Le reste de la journée fut partagée entre la préparation des repas et les questions ininterrompues de la blonde. Elle voulait tout savoir sur « l'autre côté » du monde que j'avais expérimenté.

Lorsque les vendeuses et leur Goupix revinrent dans l'appartement à la fin de leur journée, ce fut un soulagement pour moi. Même Chu n'était pas arrivée à la distraire assez longtemps pour que je puisse m'esquiver dans ma Pokéball.
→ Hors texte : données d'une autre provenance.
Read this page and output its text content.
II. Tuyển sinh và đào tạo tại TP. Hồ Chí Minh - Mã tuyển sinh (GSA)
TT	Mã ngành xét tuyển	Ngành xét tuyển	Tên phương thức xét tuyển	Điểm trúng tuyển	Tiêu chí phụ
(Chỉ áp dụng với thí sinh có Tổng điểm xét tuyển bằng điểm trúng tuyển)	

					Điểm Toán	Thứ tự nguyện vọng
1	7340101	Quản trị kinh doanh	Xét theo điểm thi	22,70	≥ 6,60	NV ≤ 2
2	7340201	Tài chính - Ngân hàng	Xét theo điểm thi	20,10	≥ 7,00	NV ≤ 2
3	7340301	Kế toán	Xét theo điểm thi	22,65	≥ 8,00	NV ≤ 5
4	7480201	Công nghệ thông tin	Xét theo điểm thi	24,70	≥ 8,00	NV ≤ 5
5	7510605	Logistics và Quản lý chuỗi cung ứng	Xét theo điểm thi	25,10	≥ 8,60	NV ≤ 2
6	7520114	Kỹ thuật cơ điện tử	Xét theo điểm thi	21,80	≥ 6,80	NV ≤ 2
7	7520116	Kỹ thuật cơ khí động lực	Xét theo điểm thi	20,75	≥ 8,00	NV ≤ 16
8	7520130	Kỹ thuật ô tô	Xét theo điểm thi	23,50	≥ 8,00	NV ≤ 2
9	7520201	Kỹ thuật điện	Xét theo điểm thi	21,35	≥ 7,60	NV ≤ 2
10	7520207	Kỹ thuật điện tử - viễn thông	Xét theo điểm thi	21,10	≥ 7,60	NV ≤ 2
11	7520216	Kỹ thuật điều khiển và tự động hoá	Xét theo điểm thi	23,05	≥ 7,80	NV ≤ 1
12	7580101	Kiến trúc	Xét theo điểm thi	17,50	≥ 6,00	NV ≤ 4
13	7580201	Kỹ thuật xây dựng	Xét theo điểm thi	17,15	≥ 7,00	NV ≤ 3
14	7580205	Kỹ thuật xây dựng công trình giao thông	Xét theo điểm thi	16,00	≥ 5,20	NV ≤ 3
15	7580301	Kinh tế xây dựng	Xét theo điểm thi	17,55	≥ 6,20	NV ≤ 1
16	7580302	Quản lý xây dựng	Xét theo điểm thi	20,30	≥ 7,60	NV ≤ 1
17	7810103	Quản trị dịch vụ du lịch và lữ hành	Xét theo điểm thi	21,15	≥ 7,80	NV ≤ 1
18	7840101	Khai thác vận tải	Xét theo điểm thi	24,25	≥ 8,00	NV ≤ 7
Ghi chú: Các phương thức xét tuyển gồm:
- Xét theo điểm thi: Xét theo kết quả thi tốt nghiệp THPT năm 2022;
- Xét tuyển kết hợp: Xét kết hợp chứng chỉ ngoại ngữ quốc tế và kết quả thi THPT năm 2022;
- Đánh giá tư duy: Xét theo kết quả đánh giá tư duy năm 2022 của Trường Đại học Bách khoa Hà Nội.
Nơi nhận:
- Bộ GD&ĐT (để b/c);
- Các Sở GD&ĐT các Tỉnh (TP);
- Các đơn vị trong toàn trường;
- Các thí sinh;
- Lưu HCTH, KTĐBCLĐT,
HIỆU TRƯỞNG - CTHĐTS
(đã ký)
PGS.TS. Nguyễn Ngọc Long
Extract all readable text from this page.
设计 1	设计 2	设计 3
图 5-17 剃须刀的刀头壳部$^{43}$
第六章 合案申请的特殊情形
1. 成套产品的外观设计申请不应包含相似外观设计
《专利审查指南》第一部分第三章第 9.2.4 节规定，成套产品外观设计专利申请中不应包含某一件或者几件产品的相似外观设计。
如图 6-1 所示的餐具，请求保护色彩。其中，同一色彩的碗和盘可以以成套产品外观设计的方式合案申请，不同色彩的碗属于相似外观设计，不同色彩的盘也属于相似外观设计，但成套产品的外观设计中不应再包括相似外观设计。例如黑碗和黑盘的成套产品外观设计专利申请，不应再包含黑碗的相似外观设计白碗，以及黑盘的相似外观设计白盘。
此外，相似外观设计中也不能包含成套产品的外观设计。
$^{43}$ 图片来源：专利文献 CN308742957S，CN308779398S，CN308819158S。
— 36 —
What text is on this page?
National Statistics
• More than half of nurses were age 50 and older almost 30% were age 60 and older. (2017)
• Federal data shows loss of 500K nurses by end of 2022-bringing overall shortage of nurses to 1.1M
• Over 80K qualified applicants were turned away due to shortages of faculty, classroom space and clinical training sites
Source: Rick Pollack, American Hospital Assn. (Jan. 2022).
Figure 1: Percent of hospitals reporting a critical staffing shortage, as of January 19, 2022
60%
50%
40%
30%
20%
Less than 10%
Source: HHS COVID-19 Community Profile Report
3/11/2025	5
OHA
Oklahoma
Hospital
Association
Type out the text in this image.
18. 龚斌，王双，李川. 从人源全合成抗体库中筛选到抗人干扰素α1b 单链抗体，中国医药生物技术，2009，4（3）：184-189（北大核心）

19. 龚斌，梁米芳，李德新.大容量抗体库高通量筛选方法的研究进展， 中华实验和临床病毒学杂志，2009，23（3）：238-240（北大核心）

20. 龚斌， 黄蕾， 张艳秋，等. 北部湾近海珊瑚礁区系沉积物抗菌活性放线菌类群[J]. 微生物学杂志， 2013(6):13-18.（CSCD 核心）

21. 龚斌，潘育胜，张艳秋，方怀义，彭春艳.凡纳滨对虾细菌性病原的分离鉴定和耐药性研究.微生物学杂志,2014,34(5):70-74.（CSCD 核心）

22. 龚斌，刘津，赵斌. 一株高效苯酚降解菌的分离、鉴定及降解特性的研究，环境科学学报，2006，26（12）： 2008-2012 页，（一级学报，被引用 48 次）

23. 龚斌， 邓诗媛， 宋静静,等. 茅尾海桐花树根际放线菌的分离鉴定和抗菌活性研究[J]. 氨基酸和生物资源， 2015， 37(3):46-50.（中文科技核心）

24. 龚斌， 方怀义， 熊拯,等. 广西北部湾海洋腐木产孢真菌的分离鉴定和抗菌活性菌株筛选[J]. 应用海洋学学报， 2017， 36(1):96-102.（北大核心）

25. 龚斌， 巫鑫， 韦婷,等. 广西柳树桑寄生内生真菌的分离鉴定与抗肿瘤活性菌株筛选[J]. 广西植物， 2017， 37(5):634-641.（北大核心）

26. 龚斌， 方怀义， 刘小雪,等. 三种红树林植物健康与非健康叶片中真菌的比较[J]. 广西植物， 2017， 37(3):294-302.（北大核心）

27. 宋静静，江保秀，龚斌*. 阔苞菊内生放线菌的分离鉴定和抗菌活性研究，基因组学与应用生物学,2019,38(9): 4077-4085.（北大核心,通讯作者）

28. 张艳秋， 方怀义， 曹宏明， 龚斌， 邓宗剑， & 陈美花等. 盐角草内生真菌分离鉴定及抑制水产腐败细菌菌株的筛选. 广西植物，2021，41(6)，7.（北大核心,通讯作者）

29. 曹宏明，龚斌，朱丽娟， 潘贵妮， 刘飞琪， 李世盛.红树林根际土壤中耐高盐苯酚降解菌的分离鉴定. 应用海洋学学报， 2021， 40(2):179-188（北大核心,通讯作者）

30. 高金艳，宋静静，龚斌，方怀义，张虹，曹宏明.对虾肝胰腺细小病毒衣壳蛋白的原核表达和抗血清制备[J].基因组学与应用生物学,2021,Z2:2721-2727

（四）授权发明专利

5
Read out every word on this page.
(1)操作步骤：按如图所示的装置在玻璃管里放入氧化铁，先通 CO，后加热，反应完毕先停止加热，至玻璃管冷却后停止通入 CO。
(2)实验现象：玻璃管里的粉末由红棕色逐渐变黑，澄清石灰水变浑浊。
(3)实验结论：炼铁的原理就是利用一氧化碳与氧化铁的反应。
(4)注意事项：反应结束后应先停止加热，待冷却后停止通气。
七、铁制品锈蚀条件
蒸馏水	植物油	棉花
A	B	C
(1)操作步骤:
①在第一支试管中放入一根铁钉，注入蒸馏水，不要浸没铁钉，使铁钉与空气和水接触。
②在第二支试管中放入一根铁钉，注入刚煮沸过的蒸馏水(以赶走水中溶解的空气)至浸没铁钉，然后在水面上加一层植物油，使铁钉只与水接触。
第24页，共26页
La mère de Pixie s'affala dans un fauteuil et s'étira tel un Miaouss.

-Je commence à me faire vieille, en prenant de l'âge la batterie se recharge moins bien. soupira-t-elle.

-Tu n'es pas si vieille maman. la taquina Pixie.

-Si vieille. répéta-t-elle. Tu aurais pu dire que j'étais encore jeune.

-Ça ne sert à rien de mentir.

-Toute une éducation à refaire là aussi.

-Commence par Rei déjà.

-Vous n'allez pas recommencer. grommelai-je.

-T'es un cas perdu de toute manière. me lança leur Goupix toujours aussi aimable.

-Non, on a plus important. On a reçu des instructions. fit la plus âgée, gagnant toute notre attention. Milly, on va te faire prendre le ferry pour aller à Johto. On est pressé par le temps donc on va éviter de trop traîner pour faire tes papiers. Et qui dit nouvelle identité, dit relooking !

-Je comprends. répondit-elle moins enjouée. Que dois-je faire ?

-Rei, tu peux venir cinq minutes ? J'ai un truc à te demander, c'est perso. m'interpella Pixie.

Je la suivis avec Chu et je fus surpris de la voir prendre les escaliers en direction du rez-de-chaussée. Elle alluma la boutique dont les stores étaient fermés pour la soirée avant de s'asseoir sur un des tabourets situés derrière le comptoir.

-Maintenant qu'on est enfin seuls, on va pouvoir mettre les choses au clair. commença-t-elle d'une voix sérieuse.

Mon regard descendit vers Chu, qu'est-ce que j'avais bien pu faire ? Ma Pikachu sembla aussi perdu que moi.

-De quoi tu parles ? demandai-je à la demi-Raichu.

-Tu joues à quoi avec Milly exactement ?

-On en a déjà parlé. C'était une erreur de m'endormir dans sa chambre. J'ai compris, je ne recommencerai plus.

-Tu as fait pareil avec Karen ?

-Hein ? Non.

-Alors tu as voulu profiter qu'elle n'était pas bien …

-Pas du tout. C'est une amie et comme je ne dormais pas non plus, j'ai voulu lui remonter le moral. Elle pouvait me dégager quand elle voulait.

-On parle de Rei. ajouta Chu. Il est à mille lieux de penser à ça, il ne se passera jamais rien.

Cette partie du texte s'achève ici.